Sonuçta; tarih, kültür ve doğa ,yani elimizde bulunan bütün değerlerimizi çok ucuza harcadık. Şimdi artık anladık ki sahip olduğumuz değerleri bozarak elde ettiğimiz kazançlar çok kısa sürede bitiyor. Sonra elimizdeki değerleri de yitiriyoruz.

İşte yıllar boyu yerel yönetimlere egemen olan, bu çıkar ilişkilerine dayalı düzen Kentimizi tükenme noktasına getirmiştir. Bu noktada hala suskun kalmak, olana bitene karşıdan bakmak , kentin tükenmesindeki sorumluluğumuzu bir kat daha arttıracaktır. Bizler sustukça , kentin ve tüm değerlerinin yağmalanmasını seyrettikçe, maddi, manevi tüm kişisel değerlerimizi de yavaş yavaş yitireceğiz.

Kentimiz bizim yurdumuzdur. Kentimize sahip çıkmak, bütünüyle yurdumuza sahip çıkmakla eşdeğerdir.

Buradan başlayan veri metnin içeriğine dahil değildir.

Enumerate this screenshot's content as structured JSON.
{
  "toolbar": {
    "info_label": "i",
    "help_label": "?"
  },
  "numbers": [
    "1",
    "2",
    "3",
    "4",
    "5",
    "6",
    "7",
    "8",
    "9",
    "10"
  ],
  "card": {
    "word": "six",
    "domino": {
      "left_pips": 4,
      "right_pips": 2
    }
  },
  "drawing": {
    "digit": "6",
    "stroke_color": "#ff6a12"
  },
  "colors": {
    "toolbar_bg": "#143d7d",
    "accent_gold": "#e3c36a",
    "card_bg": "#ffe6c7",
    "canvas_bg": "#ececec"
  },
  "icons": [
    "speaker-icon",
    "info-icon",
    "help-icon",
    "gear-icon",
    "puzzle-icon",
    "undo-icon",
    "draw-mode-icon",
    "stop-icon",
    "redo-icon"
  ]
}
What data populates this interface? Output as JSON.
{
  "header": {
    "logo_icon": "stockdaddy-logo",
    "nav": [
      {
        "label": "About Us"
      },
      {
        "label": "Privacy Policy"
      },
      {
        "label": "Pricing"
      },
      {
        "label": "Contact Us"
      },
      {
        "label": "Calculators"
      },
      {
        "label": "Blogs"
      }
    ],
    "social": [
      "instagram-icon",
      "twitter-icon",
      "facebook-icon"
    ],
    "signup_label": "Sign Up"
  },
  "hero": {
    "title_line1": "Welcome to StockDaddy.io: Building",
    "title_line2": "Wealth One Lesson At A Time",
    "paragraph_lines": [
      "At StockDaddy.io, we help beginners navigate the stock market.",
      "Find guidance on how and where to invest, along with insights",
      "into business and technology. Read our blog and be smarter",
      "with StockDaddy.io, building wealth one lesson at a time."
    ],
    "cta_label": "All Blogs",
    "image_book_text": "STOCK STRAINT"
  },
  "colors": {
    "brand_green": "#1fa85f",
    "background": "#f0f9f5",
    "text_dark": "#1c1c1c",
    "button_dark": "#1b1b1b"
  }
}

Bu anlamda; Kent Meclisi, kentin hemen her kesiminden halkın temsilcilerini biraraya getirmesi nedeni ile önemli bir ortam. Burada hemen her kesimden kentli, kendi yönünden kent sorunlarını dile getirebiliyor. Halkın sesinin yönetimlere duyurulması bu meclis aracılığı ile gerçekleşebiliyor. Kente ve kentin sorunlarına ve tüm olumsuzluklara karşı bu meclisten ses yükselebiliyor. Bu şekilde kente sahip çıkmak da mümkün oluyor. Bu güne kadar kent meclisinin icraat yetkisi bulunmaması nedeni ile hiçbir işlevi olmadığı dile getirildi. Ben bu düşünceye katılmıyorum. Bence bu meclis en azından toplumun her kesiminden insanların kentin sorunlarından bilgi sahibi olması ve kentin sorunları üzerinde düşünmeye zorlanması açısından toplumun gelişmesinde önemli işler başarmıştır. daha da başaracağına inanıyorum. Demokrasi bir sabır işidir. Yavaş yavaş gelişir. Kuşadası halkının bu meclise ilgisizliğinden yakınarak çalışmaları yavaşlatmak doğru olmaz. Bu mecliste yer alan kişiler özellikle çaba harcayıp geniş halk kesimlerinin de bu toplantılara katılmalarını sağlamalıdır.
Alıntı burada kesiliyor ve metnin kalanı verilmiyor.